5) Is it possible that he does not respond to my divorce notice and also stops giving whatever money he sending right now? He has changed his number after shifting to Mumbai and has not shared his new number with me. So any kind of communication has stopped or routed through his parents.

6) I have been told he can also declare himself unemployed if he decides not to shell anything. He can even elope to another country and it will be difficult to trace him?
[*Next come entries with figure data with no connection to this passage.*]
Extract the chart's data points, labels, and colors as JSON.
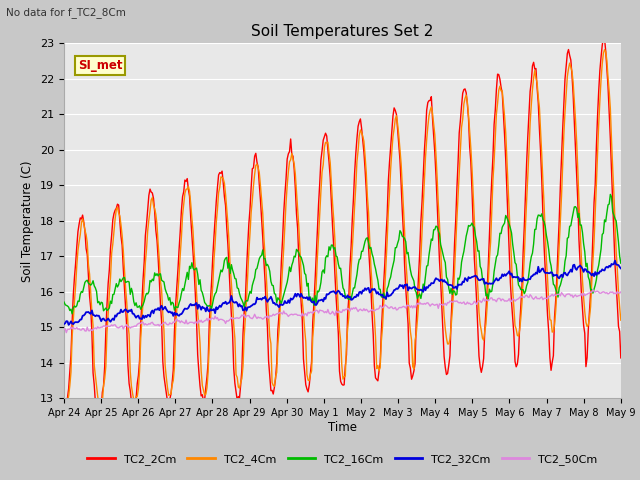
{
  "title": "Soil Temperatures Set 2",
  "subtitle": "No data for f_TC2_8Cm",
  "ylabel": "Soil Temperature (C)",
  "xlabel": "Time",
  "ylim": [
    13.0,
    23.0
  ],
  "yticks": [
    13.0,
    14.0,
    15.0,
    16.0,
    17.0,
    18.0,
    19.0,
    20.0,
    21.0,
    22.0,
    23.0
  ],
  "xtick_labels": [
    "Apr 24",
    "Apr 25",
    "Apr 26",
    "Apr 27",
    "Apr 28",
    "Apr 29",
    "Apr 30",
    "May 1",
    "May 2",
    "May 3",
    "May 4",
    "May 5",
    "May 6",
    "May 7",
    "May 8",
    "May 9"
  ],
  "fig_bg_color": "#c8c8c8",
  "plot_bg_color": "#e8e8e8",
  "grid_color": "#ffffff",
  "legend_label": "SI_met",
  "legend_box_facecolor": "#ffffcc",
  "legend_box_edgecolor": "#999900",
  "legend_text_color": "#cc0000",
  "series_colors": {
    "TC2_2Cm": "#ff0000",
    "TC2_4Cm": "#ff8800",
    "TC2_16Cm": "#00bb00",
    "TC2_32Cm": "#0000dd",
    "TC2_50Cm": "#dd88dd"
  },
  "n_points": 480
}
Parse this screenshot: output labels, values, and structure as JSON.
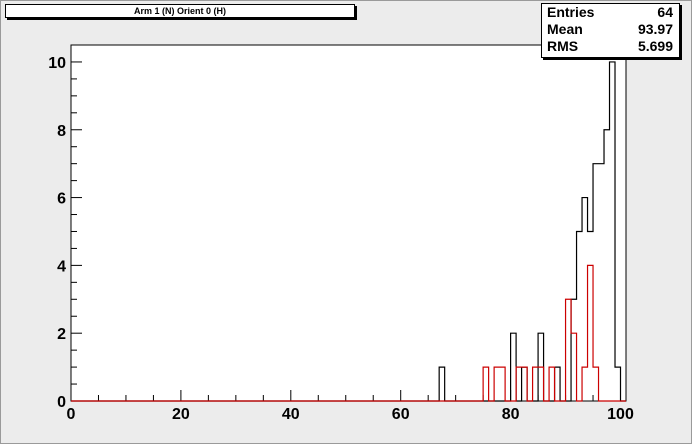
{
  "title": "Arm 1 (N) Orient 0 (H)",
  "stats": {
    "entries_label": "Entries",
    "entries_value": "64",
    "mean_label": "Mean",
    "mean_value": "93.97",
    "rms_label": "RMS",
    "rms_value": "5.699"
  },
  "colors": {
    "series_black": "#000000",
    "series_red": "#cc0000",
    "frame_bg": "#ececec",
    "pad_bg": "#ffffff"
  },
  "chart_data": {
    "type": "histogram",
    "bin_width": 1,
    "xlim": [
      0,
      101
    ],
    "ylim": [
      0,
      10.5
    ],
    "x_ticks": [
      0,
      20,
      40,
      60,
      80,
      100
    ],
    "y_ticks": [
      0,
      2,
      4,
      6,
      8,
      10
    ],
    "grid": false,
    "series": [
      {
        "color": "#000000",
        "bins": [
          {
            "x": 67,
            "y": 1
          },
          {
            "x": 80,
            "y": 2
          },
          {
            "x": 82,
            "y": 1
          },
          {
            "x": 85,
            "y": 2
          },
          {
            "x": 88,
            "y": 1
          },
          {
            "x": 91,
            "y": 3
          },
          {
            "x": 92,
            "y": 5
          },
          {
            "x": 93,
            "y": 6
          },
          {
            "x": 94,
            "y": 5
          },
          {
            "x": 95,
            "y": 7
          },
          {
            "x": 96,
            "y": 7
          },
          {
            "x": 97,
            "y": 8
          },
          {
            "x": 98,
            "y": 10
          },
          {
            "x": 99,
            "y": 1
          }
        ]
      },
      {
        "color": "#cc0000",
        "bins": [
          {
            "x": 75,
            "y": 1
          },
          {
            "x": 77,
            "y": 1
          },
          {
            "x": 78,
            "y": 1
          },
          {
            "x": 81,
            "y": 1
          },
          {
            "x": 82,
            "y": 1
          },
          {
            "x": 84,
            "y": 1
          },
          {
            "x": 85,
            "y": 1
          },
          {
            "x": 87,
            "y": 1
          },
          {
            "x": 90,
            "y": 3
          },
          {
            "x": 91,
            "y": 2
          },
          {
            "x": 93,
            "y": 1
          },
          {
            "x": 94,
            "y": 4
          },
          {
            "x": 95,
            "y": 1
          }
        ]
      }
    ]
  }
}
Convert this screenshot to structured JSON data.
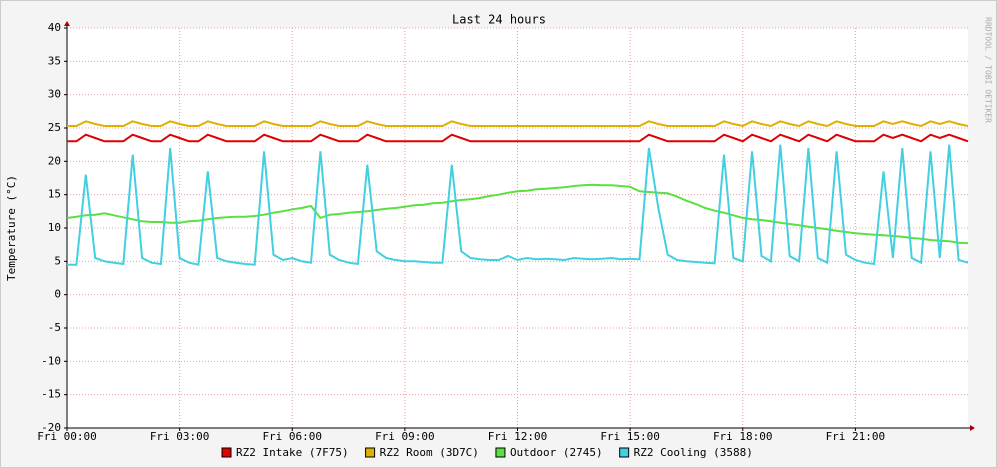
{
  "chart_data": {
    "type": "line",
    "title": "Last 24 hours",
    "y_label": "Temperature (°C)",
    "watermark": "RRDTOOL / TOBI OETIKER",
    "x": [
      0,
      0.25,
      0.5,
      0.75,
      1,
      1.25,
      1.5,
      1.75,
      2,
      2.25,
      2.5,
      2.75,
      3,
      3.25,
      3.5,
      3.75,
      4,
      4.25,
      4.5,
      4.75,
      5,
      5.25,
      5.5,
      5.75,
      6,
      6.25,
      6.5,
      6.75,
      7,
      7.25,
      7.5,
      7.75,
      8,
      8.25,
      8.5,
      8.75,
      9,
      9.25,
      9.5,
      9.75,
      10,
      10.25,
      10.5,
      10.75,
      11,
      11.25,
      11.5,
      11.75,
      12,
      12.25,
      12.5,
      12.75,
      13,
      13.25,
      13.5,
      13.75,
      14,
      14.25,
      14.5,
      14.75,
      15,
      15.25,
      15.5,
      15.75,
      16,
      16.25,
      16.5,
      16.75,
      17,
      17.25,
      17.5,
      17.75,
      18,
      18.25,
      18.5,
      18.75,
      19,
      19.25,
      19.5,
      19.75,
      20,
      20.25,
      20.5,
      20.75,
      21,
      21.25,
      21.5,
      21.75,
      22,
      22.25,
      22.5,
      22.75,
      23,
      23.25,
      23.5,
      23.75,
      24
    ],
    "xlim": [
      0,
      24
    ],
    "xticks": [
      {
        "value": 0,
        "label": "Fri 00:00"
      },
      {
        "value": 3,
        "label": "Fri 03:00"
      },
      {
        "value": 6,
        "label": "Fri 06:00"
      },
      {
        "value": 9,
        "label": "Fri 09:00"
      },
      {
        "value": 12,
        "label": "Fri 12:00"
      },
      {
        "value": 15,
        "label": "Fri 15:00"
      },
      {
        "value": 18,
        "label": "Fri 18:00"
      },
      {
        "value": 21,
        "label": "Fri 21:00"
      }
    ],
    "ylim": [
      -20,
      40
    ],
    "yticks": [
      -20,
      -15,
      -10,
      -5,
      0,
      5,
      10,
      15,
      20,
      25,
      30,
      35,
      40
    ],
    "grid": true,
    "series": [
      {
        "name": "RZ2 Intake (7F75)",
        "color": "#e00000",
        "values": [
          23,
          23,
          24,
          23.5,
          23,
          23,
          23,
          24,
          23.5,
          23,
          23,
          24,
          23.5,
          23,
          23,
          24,
          23.5,
          23,
          23,
          23,
          23,
          24,
          23.5,
          23,
          23,
          23,
          23,
          24,
          23.5,
          23,
          23,
          23,
          24,
          23.5,
          23,
          23,
          23,
          23,
          23,
          23,
          23,
          24,
          23.5,
          23,
          23,
          23,
          23,
          23,
          23,
          23,
          23,
          23,
          23,
          23,
          23,
          23,
          23,
          23,
          23,
          23,
          23,
          23,
          24,
          23.5,
          23,
          23,
          23,
          23,
          23,
          23,
          24,
          23.5,
          23,
          24,
          23.5,
          23,
          24,
          23.5,
          23,
          24,
          23.5,
          23,
          24,
          23.5,
          23,
          23,
          23,
          24,
          23.5,
          24,
          23.5,
          23,
          24,
          23.5,
          24,
          23.5,
          23
        ]
      },
      {
        "name": "RZ2 Room (3D7C)",
        "color": "#e0b000",
        "values": [
          25.3,
          25.3,
          26,
          25.6,
          25.3,
          25.3,
          25.3,
          26,
          25.6,
          25.3,
          25.3,
          26,
          25.6,
          25.3,
          25.3,
          26,
          25.6,
          25.3,
          25.3,
          25.3,
          25.3,
          26,
          25.6,
          25.3,
          25.3,
          25.3,
          25.3,
          26,
          25.6,
          25.3,
          25.3,
          25.3,
          26,
          25.6,
          25.3,
          25.3,
          25.3,
          25.3,
          25.3,
          25.3,
          25.3,
          26,
          25.6,
          25.3,
          25.3,
          25.3,
          25.3,
          25.3,
          25.3,
          25.3,
          25.3,
          25.3,
          25.3,
          25.3,
          25.3,
          25.3,
          25.3,
          25.3,
          25.3,
          25.3,
          25.3,
          25.3,
          26,
          25.6,
          25.3,
          25.3,
          25.3,
          25.3,
          25.3,
          25.3,
          26,
          25.6,
          25.3,
          26,
          25.6,
          25.3,
          26,
          25.6,
          25.3,
          26,
          25.6,
          25.3,
          26,
          25.6,
          25.3,
          25.3,
          25.3,
          26,
          25.6,
          26,
          25.6,
          25.3,
          26,
          25.6,
          26,
          25.6,
          25.3
        ]
      },
      {
        "name": "Outdoor (2745)",
        "color": "#5ae040",
        "values": [
          11.5,
          11.7,
          11.9,
          12.0,
          12.2,
          11.9,
          11.6,
          11.3,
          11.0,
          10.9,
          10.9,
          10.8,
          10.8,
          11.0,
          11.1,
          11.3,
          11.5,
          11.6,
          11.7,
          11.7,
          11.8,
          12.0,
          12.3,
          12.5,
          12.8,
          13.0,
          13.3,
          11.5,
          12.0,
          12.1,
          12.3,
          12.4,
          12.5,
          12.7,
          12.9,
          13.0,
          13.2,
          13.4,
          13.5,
          13.7,
          13.8,
          14.0,
          14.2,
          14.3,
          14.5,
          14.8,
          15.0,
          15.3,
          15.5,
          15.6,
          15.8,
          15.9,
          16.0,
          16.1,
          16.3,
          16.4,
          16.5,
          16.4,
          16.4,
          16.3,
          16.2,
          15.5,
          15.4,
          15.3,
          15.2,
          14.7,
          14.1,
          13.6,
          13.0,
          12.6,
          12.3,
          11.9,
          11.5,
          11.3,
          11.2,
          11.0,
          10.8,
          10.6,
          10.4,
          10.2,
          10.0,
          9.8,
          9.6,
          9.4,
          9.2,
          9.1,
          9.0,
          8.9,
          8.8,
          8.7,
          8.5,
          8.4,
          8.2,
          8.1,
          8.0,
          7.8,
          7.7
        ]
      },
      {
        "name": "RZ2 Cooling (3588)",
        "color": "#40d0e0",
        "values": [
          4.5,
          4.5,
          18,
          5.5,
          5,
          4.8,
          4.6,
          21,
          5.5,
          4.8,
          4.6,
          22,
          5.5,
          4.8,
          4.5,
          18.5,
          5.5,
          5,
          4.8,
          4.6,
          4.5,
          21.5,
          6,
          5.2,
          5.5,
          5,
          4.8,
          21.5,
          6,
          5.2,
          4.8,
          4.6,
          19.5,
          6.5,
          5.5,
          5.2,
          5,
          5,
          4.9,
          4.8,
          4.8,
          19.5,
          6.5,
          5.5,
          5.3,
          5.2,
          5.2,
          5.8,
          5.2,
          5.5,
          5.3,
          5.4,
          5.3,
          5.2,
          5.5,
          5.4,
          5.3,
          5.4,
          5.5,
          5.3,
          5.4,
          5.3,
          22,
          13,
          6,
          5.2,
          5,
          4.9,
          4.8,
          4.7,
          21,
          5.5,
          5,
          21.5,
          5.8,
          5,
          22.5,
          5.8,
          5,
          22,
          5.5,
          4.8,
          21.5,
          6,
          5.2,
          4.8,
          4.6,
          18.5,
          5.5,
          22,
          5.5,
          4.8,
          21.5,
          5.5,
          22.5,
          5.2,
          4.8
        ]
      }
    ]
  }
}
How far is this true.

7) Who gets the custody of the child and what are the grounds for the same?

Please help in solving my fears and doubts..

Regards
Prajakta
prajakta (Querist) 07 July 2008
I am seriosly clueless whats going on in his mind at the moment.And i want to be prepared for any untoward situation in future.I am sure he too wants to get rid of this impasse asap.His parnets visited him recently and are now tight lipped about anything i try and extract out of them about his future course of action.That man is so smartly able to fool those innocnet people to and is slowly taking them in his fvour.He told them that i had left the house and they believe him wheras even a few days back he told me he is does not want to b together.

Regards
prajakta (Querist) 07 July 2008
Please guide as i have to take a decision on job frnt soon.
Jithendra.H.J (Expert) 08 July 2008
you are grown enogh to understand the world! let him fool the foolish people, now think about your future and and your child, search for a job, when women is fighting for the food and doing some jobs to get her food, etc., its not a bar to claim maintainance, it is the boundain duty of your husband to maintatin you and your child. you know all most all the laws are infavour of the women, the laws are made to protect the women, when you are having legal rights, how others can deny your right? he must be having lot of fears that you may take leagl actions against him, in that fear he is behaving like that........ instead of taking revenge, climb the ladders in life, show the world that you are not destroyed by your husband.
dont worry almighty and the law is with you.